Melhorar a Qualidade das Interações Escolares e do Bem-Estar dos Alunos: Impactos de um ano de um programa escolar na República Democrática do Congo [tradução livre]
Catalina Torrente, Brian Johnston, Leighann Starkey, Edward Seidman, Anjuli Shivshanker, Nina Weisenhorn, Jeannie Annan e John Lawrence Aber
Melhorar a qualidade da educação de milhões de crianças em todo o mundo tornou-se uma prioridade mundial. Este estudo apresenta os resultados da primeira avaliação experimental realizada no sentido de medir o impacto de um programa escolar universal a dois níveis, respetivamente: (1) a qualidade das interações escolares (ou seja, a perceção do nível de apoio/assistência e previsibilidade/cooperação que os alunos têm na sua escola e na sala de aula), e (2) o bem-estar subjetivo dos alunos (ou seja, vitimização entre pares e saúde mental). O estudo ao qual este artigo faz referência foi realizado na República Democrática do Congo, um país de baixo rendimento afetado por conflitos durante décadas.
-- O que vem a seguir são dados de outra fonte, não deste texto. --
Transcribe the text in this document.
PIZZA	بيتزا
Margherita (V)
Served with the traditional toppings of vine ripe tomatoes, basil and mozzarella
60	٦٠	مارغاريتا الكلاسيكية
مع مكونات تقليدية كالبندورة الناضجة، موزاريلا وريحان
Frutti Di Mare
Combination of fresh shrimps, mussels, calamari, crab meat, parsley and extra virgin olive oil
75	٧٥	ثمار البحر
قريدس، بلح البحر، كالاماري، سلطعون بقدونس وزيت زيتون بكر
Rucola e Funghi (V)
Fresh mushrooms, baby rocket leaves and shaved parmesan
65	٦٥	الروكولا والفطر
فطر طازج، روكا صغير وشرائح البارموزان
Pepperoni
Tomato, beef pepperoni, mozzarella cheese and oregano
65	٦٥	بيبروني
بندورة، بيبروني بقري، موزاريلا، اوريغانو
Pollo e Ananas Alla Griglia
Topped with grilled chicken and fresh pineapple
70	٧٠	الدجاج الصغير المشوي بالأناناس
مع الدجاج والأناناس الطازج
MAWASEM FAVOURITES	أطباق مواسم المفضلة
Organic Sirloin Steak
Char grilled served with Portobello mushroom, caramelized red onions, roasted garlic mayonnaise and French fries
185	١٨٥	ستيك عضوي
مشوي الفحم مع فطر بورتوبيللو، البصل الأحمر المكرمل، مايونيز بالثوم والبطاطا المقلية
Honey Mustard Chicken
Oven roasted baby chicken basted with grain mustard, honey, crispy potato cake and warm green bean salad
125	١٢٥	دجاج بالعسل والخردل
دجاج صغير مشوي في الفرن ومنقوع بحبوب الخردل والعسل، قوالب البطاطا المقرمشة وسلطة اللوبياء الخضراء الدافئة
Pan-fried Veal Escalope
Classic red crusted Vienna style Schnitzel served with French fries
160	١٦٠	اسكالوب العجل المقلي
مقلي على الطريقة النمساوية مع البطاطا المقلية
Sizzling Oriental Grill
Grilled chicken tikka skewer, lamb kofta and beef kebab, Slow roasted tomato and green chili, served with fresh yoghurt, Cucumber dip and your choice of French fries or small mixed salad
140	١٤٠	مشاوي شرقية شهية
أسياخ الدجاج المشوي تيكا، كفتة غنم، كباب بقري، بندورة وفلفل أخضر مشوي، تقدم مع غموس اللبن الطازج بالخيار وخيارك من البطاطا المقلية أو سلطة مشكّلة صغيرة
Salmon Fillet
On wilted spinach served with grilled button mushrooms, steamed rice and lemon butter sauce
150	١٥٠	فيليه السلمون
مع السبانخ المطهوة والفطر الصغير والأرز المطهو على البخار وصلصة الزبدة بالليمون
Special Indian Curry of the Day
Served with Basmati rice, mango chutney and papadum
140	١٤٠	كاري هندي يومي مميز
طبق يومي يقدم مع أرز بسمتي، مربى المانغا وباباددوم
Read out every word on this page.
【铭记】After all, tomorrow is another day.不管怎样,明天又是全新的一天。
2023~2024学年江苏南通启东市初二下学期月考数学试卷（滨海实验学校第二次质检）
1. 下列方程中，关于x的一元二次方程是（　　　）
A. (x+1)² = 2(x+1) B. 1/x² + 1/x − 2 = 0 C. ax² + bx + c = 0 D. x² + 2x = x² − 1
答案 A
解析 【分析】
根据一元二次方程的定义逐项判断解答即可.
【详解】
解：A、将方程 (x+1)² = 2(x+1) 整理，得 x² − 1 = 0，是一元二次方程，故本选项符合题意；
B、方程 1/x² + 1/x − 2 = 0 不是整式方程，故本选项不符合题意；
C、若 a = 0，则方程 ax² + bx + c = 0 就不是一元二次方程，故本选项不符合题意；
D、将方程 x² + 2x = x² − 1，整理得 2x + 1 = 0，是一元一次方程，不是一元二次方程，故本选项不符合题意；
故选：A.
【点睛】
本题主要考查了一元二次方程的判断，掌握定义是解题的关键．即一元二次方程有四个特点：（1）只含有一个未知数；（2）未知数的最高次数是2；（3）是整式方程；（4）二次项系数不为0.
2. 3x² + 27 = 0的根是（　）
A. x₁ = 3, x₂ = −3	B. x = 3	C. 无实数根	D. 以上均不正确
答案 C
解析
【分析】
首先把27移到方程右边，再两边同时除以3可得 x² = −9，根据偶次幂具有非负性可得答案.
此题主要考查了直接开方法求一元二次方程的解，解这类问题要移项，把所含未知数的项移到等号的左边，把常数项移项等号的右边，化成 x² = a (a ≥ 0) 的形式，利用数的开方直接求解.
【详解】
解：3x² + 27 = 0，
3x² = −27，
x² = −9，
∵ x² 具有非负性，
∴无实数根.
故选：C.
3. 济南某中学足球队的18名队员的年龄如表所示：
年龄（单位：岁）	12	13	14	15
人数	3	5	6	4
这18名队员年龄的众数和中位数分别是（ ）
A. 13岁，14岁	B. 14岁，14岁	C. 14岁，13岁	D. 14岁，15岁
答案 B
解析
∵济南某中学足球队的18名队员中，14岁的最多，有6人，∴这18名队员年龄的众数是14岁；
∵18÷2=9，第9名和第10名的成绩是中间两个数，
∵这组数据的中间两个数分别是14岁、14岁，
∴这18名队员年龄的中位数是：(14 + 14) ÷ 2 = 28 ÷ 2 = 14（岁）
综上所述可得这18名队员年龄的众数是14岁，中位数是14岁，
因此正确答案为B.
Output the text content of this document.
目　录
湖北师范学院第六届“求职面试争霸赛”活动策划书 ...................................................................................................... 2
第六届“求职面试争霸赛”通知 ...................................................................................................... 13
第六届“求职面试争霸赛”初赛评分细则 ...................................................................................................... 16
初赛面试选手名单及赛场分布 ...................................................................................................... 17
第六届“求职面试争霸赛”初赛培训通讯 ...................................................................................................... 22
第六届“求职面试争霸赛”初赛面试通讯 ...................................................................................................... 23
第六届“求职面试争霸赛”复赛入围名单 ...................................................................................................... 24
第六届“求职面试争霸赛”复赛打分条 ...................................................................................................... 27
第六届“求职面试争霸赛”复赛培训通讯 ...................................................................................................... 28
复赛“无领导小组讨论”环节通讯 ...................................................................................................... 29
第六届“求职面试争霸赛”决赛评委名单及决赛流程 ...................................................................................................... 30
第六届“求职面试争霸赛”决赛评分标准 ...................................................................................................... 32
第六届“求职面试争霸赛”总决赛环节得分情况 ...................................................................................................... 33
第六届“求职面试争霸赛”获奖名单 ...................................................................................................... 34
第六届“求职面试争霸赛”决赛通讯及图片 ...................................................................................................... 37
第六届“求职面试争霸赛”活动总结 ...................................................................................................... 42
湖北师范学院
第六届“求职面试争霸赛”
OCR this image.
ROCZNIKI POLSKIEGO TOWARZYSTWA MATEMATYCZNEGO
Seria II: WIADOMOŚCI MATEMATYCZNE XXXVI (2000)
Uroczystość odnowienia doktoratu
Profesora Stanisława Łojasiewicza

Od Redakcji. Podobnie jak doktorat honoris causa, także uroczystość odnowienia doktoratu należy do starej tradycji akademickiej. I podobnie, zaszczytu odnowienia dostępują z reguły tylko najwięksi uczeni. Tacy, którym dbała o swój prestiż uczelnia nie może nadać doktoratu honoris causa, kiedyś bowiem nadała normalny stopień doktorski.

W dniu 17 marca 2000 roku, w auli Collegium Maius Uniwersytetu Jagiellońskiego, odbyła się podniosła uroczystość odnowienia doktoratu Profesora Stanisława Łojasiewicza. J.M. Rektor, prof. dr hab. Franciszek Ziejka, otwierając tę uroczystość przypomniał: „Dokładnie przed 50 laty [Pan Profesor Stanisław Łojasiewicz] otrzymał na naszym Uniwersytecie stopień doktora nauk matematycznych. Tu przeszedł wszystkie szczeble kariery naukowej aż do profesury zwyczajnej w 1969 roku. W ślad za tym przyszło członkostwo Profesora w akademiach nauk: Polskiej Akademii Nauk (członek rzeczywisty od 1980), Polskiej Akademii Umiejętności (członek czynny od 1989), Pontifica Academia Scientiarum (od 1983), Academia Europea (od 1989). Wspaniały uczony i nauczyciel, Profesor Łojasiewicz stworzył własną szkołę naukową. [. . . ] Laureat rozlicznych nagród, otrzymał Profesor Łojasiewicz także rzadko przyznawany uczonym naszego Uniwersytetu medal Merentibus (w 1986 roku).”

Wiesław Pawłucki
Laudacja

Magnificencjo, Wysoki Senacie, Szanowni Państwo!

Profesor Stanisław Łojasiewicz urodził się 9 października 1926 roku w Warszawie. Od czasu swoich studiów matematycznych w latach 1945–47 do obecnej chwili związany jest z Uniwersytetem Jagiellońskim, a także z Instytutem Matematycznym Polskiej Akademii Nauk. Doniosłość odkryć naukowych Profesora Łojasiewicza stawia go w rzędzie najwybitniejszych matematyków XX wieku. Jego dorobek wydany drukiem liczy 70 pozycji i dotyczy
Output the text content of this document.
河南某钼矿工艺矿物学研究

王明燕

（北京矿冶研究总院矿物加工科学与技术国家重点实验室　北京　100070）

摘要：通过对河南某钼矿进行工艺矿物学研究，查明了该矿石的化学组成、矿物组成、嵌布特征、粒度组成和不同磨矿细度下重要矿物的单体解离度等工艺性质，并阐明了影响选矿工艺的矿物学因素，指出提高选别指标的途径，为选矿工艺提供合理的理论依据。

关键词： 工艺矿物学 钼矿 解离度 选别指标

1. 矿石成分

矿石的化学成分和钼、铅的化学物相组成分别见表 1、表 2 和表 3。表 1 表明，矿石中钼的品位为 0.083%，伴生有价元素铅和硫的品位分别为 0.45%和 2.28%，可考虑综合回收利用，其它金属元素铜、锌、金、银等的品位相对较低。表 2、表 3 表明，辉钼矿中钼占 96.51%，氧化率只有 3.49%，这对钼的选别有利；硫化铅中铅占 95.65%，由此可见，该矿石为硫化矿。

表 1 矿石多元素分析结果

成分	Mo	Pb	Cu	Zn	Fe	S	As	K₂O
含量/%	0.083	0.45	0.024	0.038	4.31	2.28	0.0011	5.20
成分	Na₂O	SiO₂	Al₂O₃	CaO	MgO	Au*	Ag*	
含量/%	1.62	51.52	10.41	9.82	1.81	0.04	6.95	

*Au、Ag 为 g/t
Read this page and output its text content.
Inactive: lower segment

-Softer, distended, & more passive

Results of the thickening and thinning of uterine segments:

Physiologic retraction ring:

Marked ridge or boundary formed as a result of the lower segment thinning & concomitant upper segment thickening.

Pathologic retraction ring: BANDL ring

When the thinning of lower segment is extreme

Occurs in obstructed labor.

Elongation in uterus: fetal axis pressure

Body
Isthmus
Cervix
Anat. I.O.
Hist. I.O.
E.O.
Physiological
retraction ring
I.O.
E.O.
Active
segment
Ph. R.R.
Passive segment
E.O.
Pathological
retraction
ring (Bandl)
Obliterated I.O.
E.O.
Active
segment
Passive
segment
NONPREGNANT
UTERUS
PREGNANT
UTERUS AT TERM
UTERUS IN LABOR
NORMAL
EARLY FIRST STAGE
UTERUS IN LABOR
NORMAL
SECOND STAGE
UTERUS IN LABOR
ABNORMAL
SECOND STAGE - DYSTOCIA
A avaliação foi realizada com recurso a um ensaio aleatório em conjuntos de escola, sendo que o número de escolas que integram esses conjuntos variou entre 2 a 6 escolas selecionadas. A amostra do ensaio inclui 3857 alunos, em turmas desde o segundo ao quarto ano e 63 escolas, agrupadas em 39 conjuntos. Após um ano de implementação parcial, o nível dos resultados do estudo demonstram-se promissores, mas mistos. O programa teve um impacto positivo significativo sobre as perceções dos alunos face ao apoio e cuidado prestado na sala de aula e na escola, mas um impacto negativo sobre o seu sentido de previsibilidade e de cooperação. O efeito do programa sobre o bem-estar subjetivo dos alunos, a médio prazo, não foi estatisticamente significativa, mas foram identificados impactos diferenciais em vários subgrupos de alunos/as. Em jeito de conclusão, o artigo apresenta uma discussão sobre as implicações do estudo e as direções para o futuro da investigação nesta área.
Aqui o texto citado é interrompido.